Published: 03/27/2011 - Updated: 08/14/2019
In these hard times, from the economic point of view, a considerable number of Europeans have difficulties in purchasing food and making efforts to save in the shopping cart. There is a widely held misconception that all healthy foods are expensive. You can eat healthy with low budget, but it may take a little bit more planning.
According to the 2010 Flash Eurobarometer survey, carried out to monitor the social impact of the current economic crisis, nearly one in five Europeans struggled to buy food or other necessities for daily life at least once during the twelve months prior to survey1. Because of this unstable financial situation, everybody cares about the future and tries to cut costs. A clear objective is the shopping cart.
Home meals are cheaper
A recent American study evaluated the cost of buying food to meet national dietary recommendations. They compared the purchase of food from supermarkets and fast food restaurants. Food purchased in supermarkets included large quantities of fruit, frozen vegetables, chicken breast, lean meat, pasta, bread, breakfast cereals and dairy products. Meals purchased in the modern restaurant typically consisted of sandwiches, chicken pie, braised or fried potatoes, juice, coffee or soft drinks. Analysis showed that the cost per calorie if fast food diet was 24% higher than the diet of homemade food. However, this calculation does not include the costs of private infrastructure in cooking or the time to buy and prepare food, so the total savings would be somewhat smaller. Unfortunately, no data are available in Europe for making the comparison.
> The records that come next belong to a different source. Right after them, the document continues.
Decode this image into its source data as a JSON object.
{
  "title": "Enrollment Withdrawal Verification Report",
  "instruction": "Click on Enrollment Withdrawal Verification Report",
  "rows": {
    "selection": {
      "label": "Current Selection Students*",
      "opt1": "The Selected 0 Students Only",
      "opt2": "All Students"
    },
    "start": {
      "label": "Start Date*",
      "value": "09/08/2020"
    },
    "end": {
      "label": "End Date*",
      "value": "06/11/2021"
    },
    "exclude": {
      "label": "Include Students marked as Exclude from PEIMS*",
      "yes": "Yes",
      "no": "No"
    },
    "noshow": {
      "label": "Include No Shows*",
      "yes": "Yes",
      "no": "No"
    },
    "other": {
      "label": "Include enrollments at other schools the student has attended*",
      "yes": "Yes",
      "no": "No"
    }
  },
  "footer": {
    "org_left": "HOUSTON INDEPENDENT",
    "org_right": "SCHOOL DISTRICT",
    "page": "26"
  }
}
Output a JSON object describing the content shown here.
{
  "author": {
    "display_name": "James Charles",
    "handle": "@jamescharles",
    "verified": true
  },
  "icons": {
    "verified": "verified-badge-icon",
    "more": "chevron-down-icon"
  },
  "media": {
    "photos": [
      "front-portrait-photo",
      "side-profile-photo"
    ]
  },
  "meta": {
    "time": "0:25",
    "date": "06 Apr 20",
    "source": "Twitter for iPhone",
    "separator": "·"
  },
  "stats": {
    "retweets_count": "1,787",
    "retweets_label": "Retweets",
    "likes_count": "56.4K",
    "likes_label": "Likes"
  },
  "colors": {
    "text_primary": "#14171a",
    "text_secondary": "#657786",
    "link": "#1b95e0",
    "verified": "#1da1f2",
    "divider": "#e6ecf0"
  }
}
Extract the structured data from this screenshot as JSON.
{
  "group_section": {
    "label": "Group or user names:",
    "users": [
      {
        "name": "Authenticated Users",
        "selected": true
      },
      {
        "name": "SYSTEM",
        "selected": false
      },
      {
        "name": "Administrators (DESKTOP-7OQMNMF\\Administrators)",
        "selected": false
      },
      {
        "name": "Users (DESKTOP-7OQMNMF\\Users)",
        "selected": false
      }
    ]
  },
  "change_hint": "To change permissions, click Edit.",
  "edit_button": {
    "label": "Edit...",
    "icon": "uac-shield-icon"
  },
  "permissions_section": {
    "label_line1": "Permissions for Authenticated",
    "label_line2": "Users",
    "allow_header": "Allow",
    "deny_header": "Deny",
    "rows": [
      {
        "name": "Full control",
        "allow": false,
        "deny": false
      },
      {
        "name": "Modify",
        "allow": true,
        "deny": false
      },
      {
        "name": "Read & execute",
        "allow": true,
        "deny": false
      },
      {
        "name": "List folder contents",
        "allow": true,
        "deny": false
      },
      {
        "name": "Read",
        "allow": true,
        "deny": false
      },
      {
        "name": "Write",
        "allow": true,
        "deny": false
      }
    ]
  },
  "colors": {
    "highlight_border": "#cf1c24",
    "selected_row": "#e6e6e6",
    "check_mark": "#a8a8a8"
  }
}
The guidelines encourage the consumption of cheaper food
It is generally believed that healthy eating is expensive, but supermarkets now offer a wide range of alternatives. In addition, dietary guidelines recommend eating only small amounts of expensive items like meat, fish, chicken and cheese. We really should eat more beans, lentils and other financial products such as bread (whole wheat), rice, pasta and other cereals. Talking about fruits and vegetables, fresh seasonal products are not usually expensive. Consider also frozen and canned vegetables, which are available throughout the year and contribute equally to achieve the recommended intake of these products..
Minimize food waste
In Europe, we throw away large quantities of food each year, often still in their original packaging. This is mainly because the food spoils before we find time to eat or we cook too much and throw away the rest. Some web pages have been created to help minimize food waste, often providing tips to control portions, keep food fresh for longer time, and use the leftovers with new recipes.
Always have a plan
A good way to eat healthily and economically without wasting food is to have a plan. Spend half an hour to decide your weekly menu, look in recipe books or consult one of the many websites where you will get plenty of ideas for preparing healthy food. Check what you have in your pantry, make a list of additional ingredients and stick to your list to make the purchase. Eat something before going to the supermarket, you might as well avoid impulse of buying, as hunger makes us fill our shopping cart with products that we do not need.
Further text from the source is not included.